ИВИВ мялся, но тоже, видно, считал, что Муравлеев, не отлагая, должен открыть конверт и, возможно, тут же черкнуть ответ. С этой сумкой своей на ремне он даже похож был на почтальона. Непревзойденные мастера социальных отношений, оба молчали в голос. Муравлеев сам был на грани предложить какую-нибудь petit jeu. В этой маленькой корзинке и наряды и ботинки, черный с белым не берите, да и нет не говорите, вы поедете на бал? И тут заметил, что предлагать поздно. Бал и так был в разгаре. Раскрасневшись от танцев, вина, духоты и тайных желаний, вальсировали нарядные пары, умело огибая мебель, таких мудаков, как Муравлеев с ИВИВом, и все встречающиеся на пути острые углы. Заприметив даму свою, без собачки, в руках ЕВРа, Муравлеев вспыхнул. Тысячей острых стрел ревность и боль пронзили сердце. Ему даже казалось, она сама жалобно смотрит из рук ЁВРа, словно

просит Муравлеева «отбей! спаси!», но от одного воспоминания, сколько там правил, подкашивались ноги. Черный с белым? Да вы смеетесь! Не черный с белым, вообще ничего нельзя брать в руки, вам скажет любой адвокат!.. И сколько другого еще надо помнить! Середину алфавита, чтоб чувствовать грань между «да» и «нет», три креста, где по протоколу для очистки совести следует узнать, продолжается ли эксперимент… А сколько не помнить! – ужасное то, что увидел о них, о себе по судам, по психушкам, по тюрьмам, по овальным залам, вивариям, под крахмальной скатертью конференций, в домах престарелых, в крестовых походах, – он же все же не дипломат, как не смутиться, не отвести глаза, как сделать вид, что ничего этого не видел?

Впрочем, у страха глаза велики, общенье с людьми – как то преступление: чем чудовищнее, тем ты сам все это придумал.
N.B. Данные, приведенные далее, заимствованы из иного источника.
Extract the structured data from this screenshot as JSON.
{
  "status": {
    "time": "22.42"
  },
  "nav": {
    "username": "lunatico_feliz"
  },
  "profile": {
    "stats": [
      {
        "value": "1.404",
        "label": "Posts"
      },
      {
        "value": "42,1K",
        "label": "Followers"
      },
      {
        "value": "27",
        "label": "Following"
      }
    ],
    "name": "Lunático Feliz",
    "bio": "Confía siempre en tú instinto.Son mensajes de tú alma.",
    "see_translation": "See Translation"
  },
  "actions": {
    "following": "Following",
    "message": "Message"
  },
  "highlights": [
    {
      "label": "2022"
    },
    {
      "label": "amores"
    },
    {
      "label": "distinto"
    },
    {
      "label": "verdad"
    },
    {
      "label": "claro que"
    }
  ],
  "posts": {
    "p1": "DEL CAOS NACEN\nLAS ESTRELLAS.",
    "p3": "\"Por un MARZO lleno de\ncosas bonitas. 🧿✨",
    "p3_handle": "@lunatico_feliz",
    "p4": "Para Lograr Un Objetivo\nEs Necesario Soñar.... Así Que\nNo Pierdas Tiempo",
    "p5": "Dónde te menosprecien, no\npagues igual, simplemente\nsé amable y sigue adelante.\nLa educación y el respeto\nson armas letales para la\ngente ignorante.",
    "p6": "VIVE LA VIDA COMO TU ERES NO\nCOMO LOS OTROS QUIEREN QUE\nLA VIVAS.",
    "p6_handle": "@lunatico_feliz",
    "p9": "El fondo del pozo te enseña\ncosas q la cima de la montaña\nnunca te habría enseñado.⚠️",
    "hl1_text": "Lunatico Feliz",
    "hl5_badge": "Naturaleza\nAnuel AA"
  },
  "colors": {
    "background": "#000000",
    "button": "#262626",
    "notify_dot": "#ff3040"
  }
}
С другого конца комнаты жалобно смотрела на него ДБС, но он мог только ответить ей взглядом: «Я трус. В темноте шарахаюсь тени лифтера. Получаю багаж чужими руками, стоя всегда только там, где лучшие чемоданы уже разобрали. Но не мотаться же нам по мотелям. Мой удел – узнавать тебя в лицах и жестах посторонних людей. Ведь я никогда не вернусь». И подумал, что вот она смотрит, а перед глазами, по его волосам, рукавам, пляшет желтое это пятно, то, что он о себе никогда не узнает (только ль старение, Фима!), вот стоит перед ним ИВ ИВ – и видит, а он никогда не увидит… Бррр! Познаваться в социальных отношениях было больно и неприятно. Однажды он читал, зачем Робинзон Крузо завел себе обезьяну. Весь рассказ состоял строчек из двадцати, но Муравлеев прилежно читал его до конца рабочего дня. «Робинзон Крузо, – писалось в рассказе, – завел себе обезьяну для того, чтобы иметь перед глазами карикатуру на самого себя. Когда обезьяна кисло почесывала себе животик, с угрюмой гримасой вперившись в небо, Робинзон Крузо стоял рядом и покатывался от смеха». Так вот для чего, догадался Муравлеев, завели всех нас, и вот для чего я завел себе «я», и задумался, безответственно так рассуждать или не безответственно: глядя со стороны, получалось, что он открещивается, дает карт-бланш, вместо того чтобы приструнить…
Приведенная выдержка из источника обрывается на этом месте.